The devolved governments have their own targets for reaching net zero. Wales is aligned with the UK government’s aim of net zero by 2050. However, Northern Ireland aims to cut emissions by 82% over the same period, and Scotland has committed to net zero by 2045.
How You Can Help
While climate change policies from governments worldwide are vital to lowering carbon emissions, individuals can do their bit to help. Consider the following tips to reduce your carbon footprint:
- Improve home energy efficiency. Home heating contributes heavily to the UK’s overall emissions. Avoid energy loss by trapping heat effectively. Implement proper draught-proofing and insulate hot water pipes and any hot water cylinder. Additionally, check that your loft insulation meets the recommended level of 270 millimetres. If you’re able, consider switching to a low-carbon green heating system.
- Use efficient lighting. A modern LED bulb uses much less energy than a traditional lightbulb and may lower your carbon emissions and electricity bills. In fact, replacing bulbs with LED lights could reduce your carbon emissions by up to 65 kilograms a year, according to the Energy Saving Trust. This is the equivalent carbon footprint of driving your car 220 miles.
- Recycle more. Every new purchase requires energy to be produced, so it comes with a carbon price tag. If later discarded, items can end up in landfills, a big greenhouse gas producer. Ideally, don’t buy unnecessary items in the first place. Otherwise, reuse or recycle items you no longer need. The Waste & Resources Action Programme (WRAP) charity has a handy tool to help you recycle goods in your area.
- Reduce food waste.

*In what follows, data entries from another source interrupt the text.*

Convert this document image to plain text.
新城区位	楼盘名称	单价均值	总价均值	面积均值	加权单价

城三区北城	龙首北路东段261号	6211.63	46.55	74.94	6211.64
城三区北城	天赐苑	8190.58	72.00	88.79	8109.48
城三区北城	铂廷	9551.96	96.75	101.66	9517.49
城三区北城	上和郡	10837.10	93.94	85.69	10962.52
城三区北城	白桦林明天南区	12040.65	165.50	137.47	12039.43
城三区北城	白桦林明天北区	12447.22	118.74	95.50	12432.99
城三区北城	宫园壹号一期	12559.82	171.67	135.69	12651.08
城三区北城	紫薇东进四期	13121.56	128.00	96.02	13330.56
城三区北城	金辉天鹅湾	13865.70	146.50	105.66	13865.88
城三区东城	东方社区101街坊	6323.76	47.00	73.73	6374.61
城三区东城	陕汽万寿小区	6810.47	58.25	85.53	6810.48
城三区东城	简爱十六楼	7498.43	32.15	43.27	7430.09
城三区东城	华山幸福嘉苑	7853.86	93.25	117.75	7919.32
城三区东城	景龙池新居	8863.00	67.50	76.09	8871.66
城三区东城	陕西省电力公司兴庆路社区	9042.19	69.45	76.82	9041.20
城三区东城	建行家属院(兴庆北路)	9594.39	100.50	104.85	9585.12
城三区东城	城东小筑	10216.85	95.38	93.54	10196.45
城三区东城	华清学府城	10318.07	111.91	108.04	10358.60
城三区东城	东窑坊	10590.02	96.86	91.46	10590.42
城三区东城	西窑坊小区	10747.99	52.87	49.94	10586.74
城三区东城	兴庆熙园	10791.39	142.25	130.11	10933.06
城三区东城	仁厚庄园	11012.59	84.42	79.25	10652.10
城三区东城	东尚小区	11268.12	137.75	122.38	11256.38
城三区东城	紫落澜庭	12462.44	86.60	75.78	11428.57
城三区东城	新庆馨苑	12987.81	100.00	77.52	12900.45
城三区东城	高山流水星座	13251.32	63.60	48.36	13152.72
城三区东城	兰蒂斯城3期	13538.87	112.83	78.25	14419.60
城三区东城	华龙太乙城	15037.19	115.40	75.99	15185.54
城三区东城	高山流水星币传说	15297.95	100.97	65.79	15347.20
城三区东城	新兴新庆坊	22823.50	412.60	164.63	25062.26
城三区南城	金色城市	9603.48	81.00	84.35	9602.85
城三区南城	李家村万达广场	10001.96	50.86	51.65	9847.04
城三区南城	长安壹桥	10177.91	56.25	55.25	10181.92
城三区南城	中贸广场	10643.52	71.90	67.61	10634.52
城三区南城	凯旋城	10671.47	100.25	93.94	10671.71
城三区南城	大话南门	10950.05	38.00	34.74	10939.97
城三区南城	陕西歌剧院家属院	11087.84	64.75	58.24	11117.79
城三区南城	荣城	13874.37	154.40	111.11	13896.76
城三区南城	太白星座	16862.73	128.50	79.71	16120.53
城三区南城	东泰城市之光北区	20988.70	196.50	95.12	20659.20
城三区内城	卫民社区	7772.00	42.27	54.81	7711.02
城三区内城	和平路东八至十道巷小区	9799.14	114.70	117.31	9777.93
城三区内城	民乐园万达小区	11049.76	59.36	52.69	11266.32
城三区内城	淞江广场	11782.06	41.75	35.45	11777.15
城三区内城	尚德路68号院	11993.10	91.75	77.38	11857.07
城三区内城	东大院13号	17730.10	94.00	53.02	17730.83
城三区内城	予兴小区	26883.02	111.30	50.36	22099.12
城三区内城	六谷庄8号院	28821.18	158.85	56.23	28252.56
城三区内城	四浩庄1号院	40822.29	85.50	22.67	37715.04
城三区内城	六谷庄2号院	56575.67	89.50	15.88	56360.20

The UK produces approximately 9.5 million tonnes of food waste annually, according to WRAP. Rotting food waste produces methane gas, one of the most damaging greenhouse gases. Avoid food waste by creating a weekly meal plan and freezing any leftovers. Remember, some foods produce more emissions than others. If you’re able, cut down on meat consumption in favour of plant-based alternatives. In fact, adopting a plant-based vegan diet could cut food-related emissions by 70%, according to research by Oxford University.
- Travel sustainably. If possible, consider switching to an electric car. Electric vehicles have zero exhaust pipe emissions and much lower CO2 emissions than a petrol or diesel equivalent. Alternatively, walking, cycling and car-sharing can help reduce your carbon footprint.
The transition to net zero is a crucial topic discussed across the globe. Although comprehensive change may need to come from clear and consistent international policies, you can do your bit to help. Besides, working towards net zero may come with many benefits, including cleaner air, greener spaces and better habitats for our wildlife.